Sushi-ya: The sushi options were countless in Japan. You can choose on a spectrum of fancy restaurants serving several-hundred-doll high brow omakase to basement food court sushi sets. I knew I wanted to do one quality sushi dinner and I wanted it to be in an intimate setting but I didn’t really want to go somewhere uber-lux. Instead, I chose the 8-seat Sushi-ya in Ginza. The restaurant is run by 28-year old Takao Ishiyama who previously apprenticed Saito and Kanesaka. The meal was truly memorable. The view at the counter couldn’t have been better as we meandered through almost two dozen pieces of sushi. My favorites had to be the steamed hairy crab, uni from Nagasaki, fatty tuna, and Spanish mackerel with shio. The restaurant was a bit hidden so be sure to give yourself extra time to find it — look for its Japanese name すし家. At ¥20,000, the price is more than fair.
Ukai-tei: This Michelin-starred teppanyaki restaurant is over 150 years old and known for Wagyu beef cooked on a hot grill. Tucked into the top floor of a luxury shopping center (Chanel is on the street level), you’re brought into a waiting room before being led into the dining room, glittering with crystals, covered in fancy carpets, and surrounded with floor-to-ceiling windows overlooking the Omotesando neighborhood. It’s got a distant luxury reminiscent of The Grand Budapest Hotel, an aged glamour that’s faintly shabby. I enjoyed a set lunch — marinated shrimp, chestnut soup, grilled fish, the wagyu, and garlic fried rice. Seasoned with salt and pepper, the beef melted like butter in my mouth.
After finishing the main courses, you move again to the dessert room.
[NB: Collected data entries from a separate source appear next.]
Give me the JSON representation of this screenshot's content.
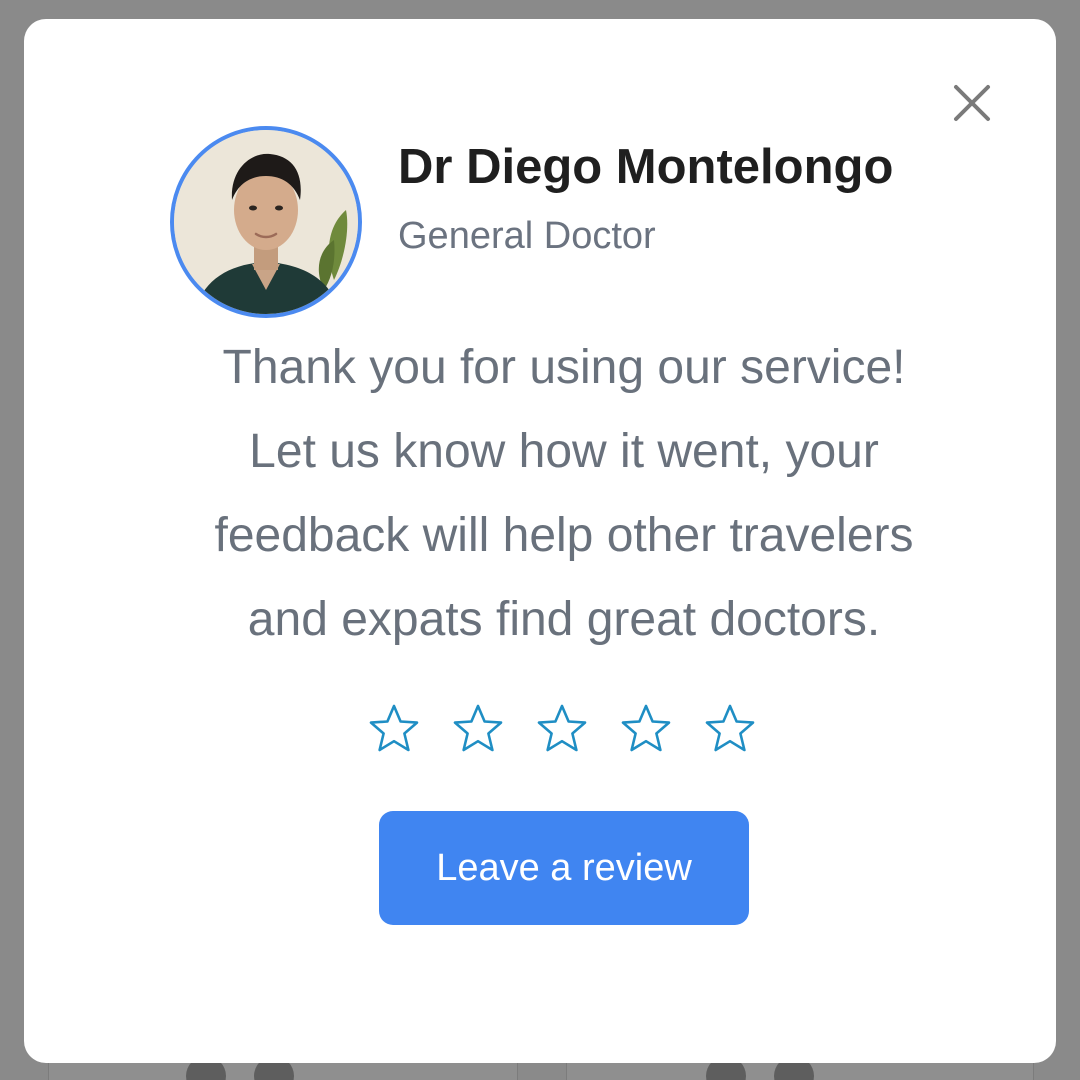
{
  "dialog": {
    "close_icon": "close-icon",
    "doctor": {
      "name": "Dr Diego Montelongo",
      "specialty": "General Doctor",
      "avatar_ring_color": "#4b8af0"
    },
    "message_lines": [
      "Thank you for using our service!",
      "Let us know how it went, your",
      "feedback will help other travelers",
      "and expats find great doctors."
    ],
    "rating": {
      "max": 5,
      "selected": 0,
      "star_icon": "star-outline-icon",
      "star_color": "#1f8ec4"
    },
    "button": {
      "label": "Leave a review",
      "color": "#4085f1"
    }
  }
}
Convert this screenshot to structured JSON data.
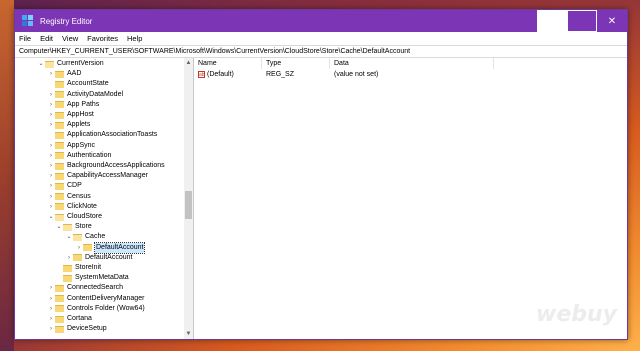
{
  "window": {
    "title": "Registry Editor"
  },
  "menu": [
    "File",
    "Edit",
    "View",
    "Favorites",
    "Help"
  ],
  "address": "Computer\\HKEY_CURRENT_USER\\SOFTWARE\\Microsoft\\Windows\\CurrentVersion\\CloudStore\\Store\\Cache\\DefaultAccount",
  "tree": [
    {
      "label": "CurrentVersion",
      "chev": "⌄"
    },
    {
      "label": "AAD",
      "chev": "›"
    },
    {
      "label": "AccountState",
      "chev": ""
    },
    {
      "label": "ActivityDataModel",
      "chev": "›"
    },
    {
      "label": "App Paths",
      "chev": "›"
    },
    {
      "label": "AppHost",
      "chev": "›"
    },
    {
      "label": "Applets",
      "chev": "›"
    },
    {
      "label": "ApplicationAssociationToasts",
      "chev": ""
    },
    {
      "label": "AppSync",
      "chev": "›"
    },
    {
      "label": "Authentication",
      "chev": "›"
    },
    {
      "label": "BackgroundAccessApplications",
      "chev": "›"
    },
    {
      "label": "CapabilityAccessManager",
      "chev": "›"
    },
    {
      "label": "CDP",
      "chev": "›"
    },
    {
      "label": "Census",
      "chev": "›"
    },
    {
      "label": "ClickNote",
      "chev": "›"
    },
    {
      "label": "CloudStore",
      "chev": "⌄"
    },
    {
      "label": "Store",
      "chev": "⌄"
    },
    {
      "label": "Cache",
      "chev": "⌄"
    },
    {
      "label": "DefaultAccount",
      "chev": "›"
    },
    {
      "label": "DefaultAccount",
      "chev": "›"
    },
    {
      "label": "StoreInit",
      "chev": ""
    },
    {
      "label": "SystemMetaData",
      "chev": ""
    },
    {
      "label": "ConnectedSearch",
      "chev": "›"
    },
    {
      "label": "ContentDeliveryManager",
      "chev": "›"
    },
    {
      "label": "Controls Folder (Wow64)",
      "chev": "›"
    },
    {
      "label": "Cortana",
      "chev": "›"
    },
    {
      "label": "DeviceSetup",
      "chev": "›"
    }
  ],
  "columns": {
    "name": "Name",
    "type": "Type",
    "data": "Data"
  },
  "values": [
    {
      "name": "(Default)",
      "type": "REG_SZ",
      "data": "(value not set)"
    }
  ],
  "watermark": "webuy"
}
In addition to getting a dessert of your choice, you pick treats from the rolling dessert car — marshmallows, chocolates, cakes, pastries, caramels, and biscuits of all types. A truly sweet end to a rich meal. Multiple locations in Tokyo Lunch set ￥7,020 to ￥12,960.
Ichiran: After buying your ticket at the vending machine, you fill out a form to specify my preference for flavor, richness, garlic, spiciness, and noodle firmness. The arrangement inside is quite particular. Everyone’s sits against a long bar and window shutters can be placed on both sides of your seat to prevent interaction with neighbors. A curtain is draped in front of you so the presence of the staff is only noticeable when a pair of hands reaches from underneath the curtain to deliver your ramen. Why all the fuss? The restaurant claims it helps you concentrate on your food. But it’s unnecessary since after the first bite, it’ll be a tough to think of anything else. The tonkotsu broth is smooth, savory, and rich, some of the best I’ve ever had. The noodles were chewy and very thin, which seems to be the width of choice here. Although I enjoyed every bowl of noodles I had in Japan, this one was my absolute favorite.
Yamazaki (Tsukiji Fish Market): Obligatory fish market visit meant sushi for breakfast. Some claim that Sushi Dai or Daiwa Sushi are worth the 2+ hour wait but I wasn’t curious enough to find out. Instead, I ate at Yamazaki, smack dab between the two popular spots. The fish was fresh, the chefs was friendly, and most importantly, the line was less than 10 minutes.